Back to LanguageTool Homepage - Privacy - Imprint

Grammar.xml size


(Ruud Baars) #1

Is it bad for technical and performance reasons to have a large grammar.xml? Do comments load into memory, or are those discarded in production?

The rationale behind the question is that it is great for experimentation to have a large amount of examples per rule; checking the effects of a rule change is immediate.


(Daniel Naber) #2

You can watch performance for Dutch at https://languagetool.org/regression-tests/performance-nl.png

I’m quite sure they are not loaded into memory.


(Ruud Baars) #3

That is quite a steep increase.

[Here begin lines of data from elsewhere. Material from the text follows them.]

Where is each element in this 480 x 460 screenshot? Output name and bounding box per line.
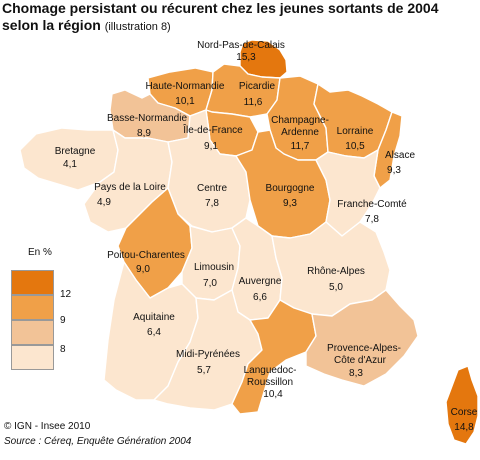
label-franche-comte: Franche-Comté [337, 199, 407, 210]
value-alsace: 9,3 [387, 165, 401, 176]
value-centre: 7,8 [205, 198, 219, 209]
label-provence-alpes: Provence-Alpes- [327, 343, 401, 354]
value-haute-normandie: 10,1 [175, 96, 195, 107]
value-bourgogne: 9,3 [283, 198, 297, 209]
label-limousin: Limousin [194, 262, 234, 273]
value-basse-normandie: 8,9 [137, 128, 151, 139]
label-poitou-charentes: Poitou-Charentes [107, 250, 185, 261]
legend-swatch-class1 [11, 345, 54, 370]
region-provence-alpes-cote-d-azur[interactable] [305, 289, 419, 387]
legend-swatch-class4 [11, 270, 54, 295]
label-basse-normandie: Basse-Normandie [107, 113, 187, 124]
legend-threshold-9: 9 [60, 315, 66, 326]
label-aquitaine: Aquitaine [133, 312, 175, 323]
value-ile-de-france: 9,1 [204, 141, 218, 152]
label-ardenne: Ardenne [281, 127, 319, 138]
region-franche-comte[interactable] [315, 149, 381, 237]
label-pays-de-la-loire: Pays de la Loire [94, 182, 166, 193]
label-bourgogne: Bourgogne [266, 183, 315, 194]
map-subtitle: (illustration 8) [104, 21, 171, 33]
label-nord-pas-de-calais: Nord-Pas-de-Calais [197, 40, 285, 51]
source-credit: Source : Céreq, Enquête Génération 2004 [4, 436, 192, 447]
label-alsace: Alsace [385, 150, 415, 161]
legend-title: En % [28, 247, 52, 258]
value-nord-pas-de-calais: 15,3 [236, 52, 256, 63]
value-auvergne: 6,6 [253, 292, 267, 303]
label-rhone-alpes: Rhône-Alpes [307, 266, 365, 277]
label-champagne: Champagne- [271, 115, 329, 126]
region-labels: Nord-Pas-de-Calais 15,3 Haute-Normandie … [55, 40, 478, 433]
value-champagne-ardenne: 11,7 [291, 141, 310, 152]
value-languedoc-roussillon: 10,4 [263, 389, 283, 400]
region-nord-pas-de-calais[interactable] [239, 39, 288, 79]
value-picardie: 11,6 [244, 97, 263, 108]
value-corse: 14,8 [454, 422, 474, 433]
label-picardie: Picardie [239, 81, 276, 92]
label-corse: Corse [451, 407, 478, 418]
value-franche-comte: 7,8 [365, 214, 379, 225]
map-title: Chomage persistant ou récurent chez les … [2, 0, 478, 36]
legend-threshold-12: 12 [60, 289, 72, 300]
region-corse[interactable] [445, 365, 479, 445]
label-auvergne: Auvergne [239, 276, 282, 287]
map-title-text: Chomage persistant ou récurent chez les … [2, 0, 439, 33]
label-lorraine: Lorraine [337, 126, 374, 137]
value-poitou-charentes: 9,0 [136, 264, 150, 275]
value-lorraine: 10,5 [345, 141, 365, 152]
value-rhone-alpes: 5,0 [329, 282, 343, 293]
value-provence-alpes-cote-d-azur: 8,3 [349, 368, 363, 379]
copyright-credit: © IGN - Insee 2010 [4, 421, 91, 432]
label-centre: Centre [197, 183, 227, 194]
legend-swatch-class2 [11, 320, 54, 345]
label-midi-pyrenees: Midi-Pyrénées [176, 349, 240, 360]
label-roussillon: Roussillon [247, 377, 293, 388]
region-languedoc-roussillon[interactable] [231, 299, 317, 415]
label-ile-de-france: Île-de-France [182, 123, 243, 136]
value-midi-pyrenees: 5,7 [197, 365, 211, 376]
value-limousin: 7,0 [203, 278, 217, 289]
value-bretagne: 4,1 [63, 159, 77, 170]
label-haute-normandie: Haute-Normandie [146, 81, 225, 92]
value-pays-de-la-loire: 4,9 [97, 197, 111, 208]
label-cote-d-azur: Côte d'Azur [334, 355, 387, 366]
value-aquitaine: 6,4 [147, 327, 161, 338]
label-bretagne: Bretagne [55, 146, 96, 157]
legend-swatch-class3 [11, 295, 54, 320]
legend-threshold-8: 8 [60, 344, 66, 355]
region-alsace[interactable] [373, 111, 403, 189]
label-languedoc: Languedoc- [244, 365, 297, 376]
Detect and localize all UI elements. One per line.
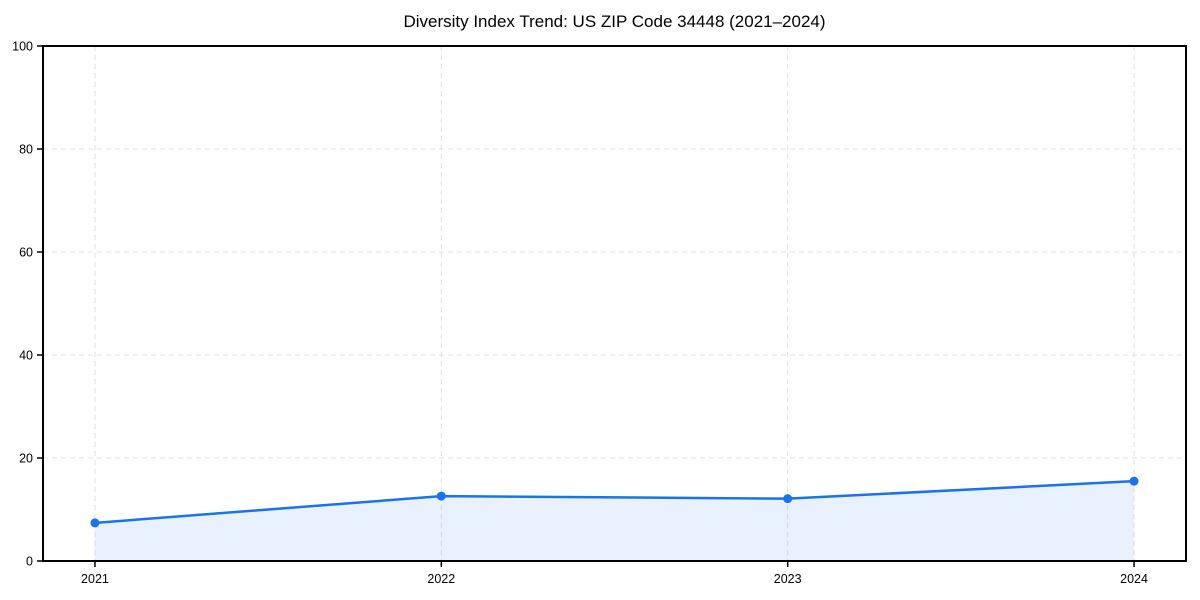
x-tick-labels: 2021 2022 2023 2024 [81,572,1148,586]
axis-spines [42,45,1187,562]
svg-text:100: 100 [12,40,33,54]
data-point [783,494,793,504]
data-point [90,518,100,528]
data-point [1129,476,1139,486]
y-tick-labels: 0 20 40 60 80 100 [12,40,33,569]
grid-lines [43,45,1186,562]
data-point [436,491,446,501]
tick-marks [37,45,1135,567]
svg-text:80: 80 [19,143,33,157]
svg-text:60: 60 [19,246,33,260]
svg-text:2021: 2021 [81,572,109,586]
svg-text:2023: 2023 [774,572,802,586]
trend-line [93,479,1136,525]
chart-title: Diversity Index Trend: US ZIP Code 34448… [403,12,826,31]
data-points [90,476,1139,528]
svg-text:20: 20 [19,452,33,466]
svg-text:2024: 2024 [1120,572,1148,586]
area-fill [94,481,1135,561]
svg-text:40: 40 [19,349,33,363]
svg-text:0: 0 [26,555,33,569]
svg-text:2022: 2022 [427,572,455,586]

Since the amoynt of rules is equal, the examples and/or comments cause quite a bit of load. A good reason to trim it down to the essential.


(Dominique PELLÉ) #4

The XML file has to be parsed at startup. If it’s large, it causes a delay at startup.
Then of course, many rules have their cost when checking text.

I remember measuring LT startup time in several language and several releases
a few years ago. I should probably do that again. Actually, using LT with my Vim
plugin, it seems that LT startup time is slow now, but I have not measured.

Comments are probably cheap to parse and not loaded in memory so I would not worry about those.

I’m pretty sure that XML files are loaded lazily, so if I only check grammar in French for example,
I won’t be penalized with large Dutch XML files.


(Ruud Baars) #5

It appears the increase was around 23-25 of last month. That is before the grammar size increased. It must be one of the other changes, like the coherency check or the preferred words rule file.
I will temporary remove the preferred words checks, so we can see what it does to performance.


(Ruud Baars) #6

I that graph updated automagically?


(Daniel Naber) #7

Yes, just make sure your browser doesn’t cache it.


(Ruud Baars) #8

Which makes clear it is the ‘preferred words’ that creates the load. With 8000 entries, that is not a surprise. There is an intrinsic issue in it. Part could be solved by not adding the least used words to the spellchecker (but that is removing a valid word). And of course the less frequent words are rarely found an reported. So it has to be reduced to those spelling variants that are both relatively common. Needs some work…

For now, I will have the file empty, until I have tome to filter it.